The wife and I juiced a bunch of fresh-from-a-backyard-tree-from-California lemons this afternoon. We have a little over half a gallon of juice, and all the zest from the lemons, just in case. 

A normal Pee batch uses 96oz of lemon juice... we have a little over 64, but we could add in some of the zest to extract more lemon flavor. Any thoughts or advice from master Pee makers?


----------



## Arne (Apr 13, 2012)

Sounds like a great plan. You can make a smaller batch as it will probably be a little weak on a 5 gal. one. or you can add a bottle of real lemon with it. I would start it out with a pint or so of the lemon juice in it and add the rest slowly as the ferment is going on. Should make a great summer drink for you. Arne.


----------



## olusteebus (Apr 13, 2012)

the problem you have is that you are using California lemons. You should have used *Florida* lemons. You should be able to buy them at a store. J/K

I think Realemon does not taste as good as fresh lemon. Don't know if it would affect the taste of the pee. Let me know.

Buster
Lemon Farmer from Florida (two trees)


----------



## shoebiedoo (Apr 13, 2012)

olusteebus said:


> I think Realemon does not taste as good as fresh lemon. Don't know if it would affect the taste of the pee. Let me know.
> 
> Buster
> Lemon Farmer from Florida (two trees)



Not as much as Asparagus  sorry, I couldn't let that one go


----------



## femki (Apr 16, 2012)

I saw a post from Lon about this in another thread that people sometimes have a harder time getting the ferment going with natural juice. He noted something about the possibility of higher acidity from fresh lemons.
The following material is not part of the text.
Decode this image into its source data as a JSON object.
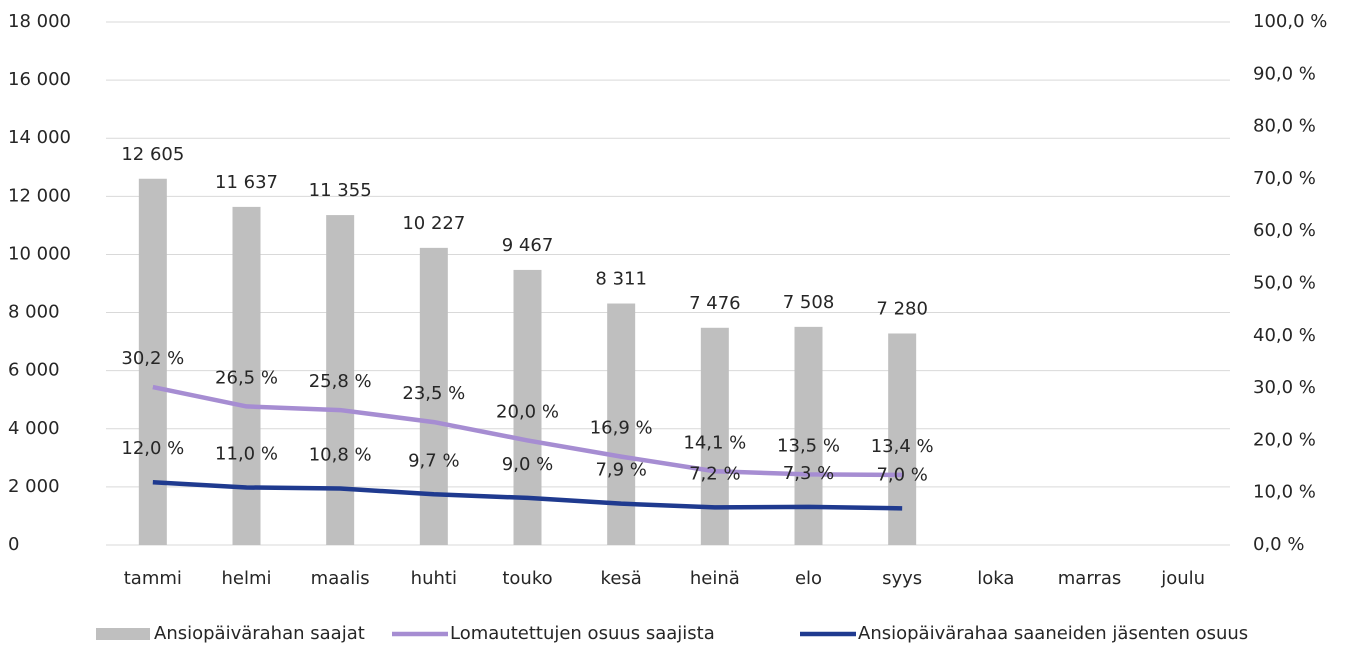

*http://www.homebrewtalk.com/f25/skeeter-pee-slurry-question-230884/*


----------



## Sirthomas42 (Jun 20, 2012)

Well, a few months in, the Pee fermented dry no problem. We racked it over a few teaspoons of the zest to add a little extra lemon flavor since we were short on juice. We started the OG a bit higher than usual, we wanted it to finish out around 11%. Since the ingredients are precious (coming from my brothers backyard 1000 miles away) we're looking to store it longer than we would a regular Pee. 

It's still cloudy as heck so we're adding the Sparkolloid tonight when we rack it and add the sorbate. Another month or two and we'll sweeten/bottle it I think. Can't wait!


----------



## Arne (Jun 21, 2012)

Let us know how long the sprkaloid takes to clear it. Arne.


----------



## SmallTown (Jun 22, 2012)

Mine cleared in three days...


----------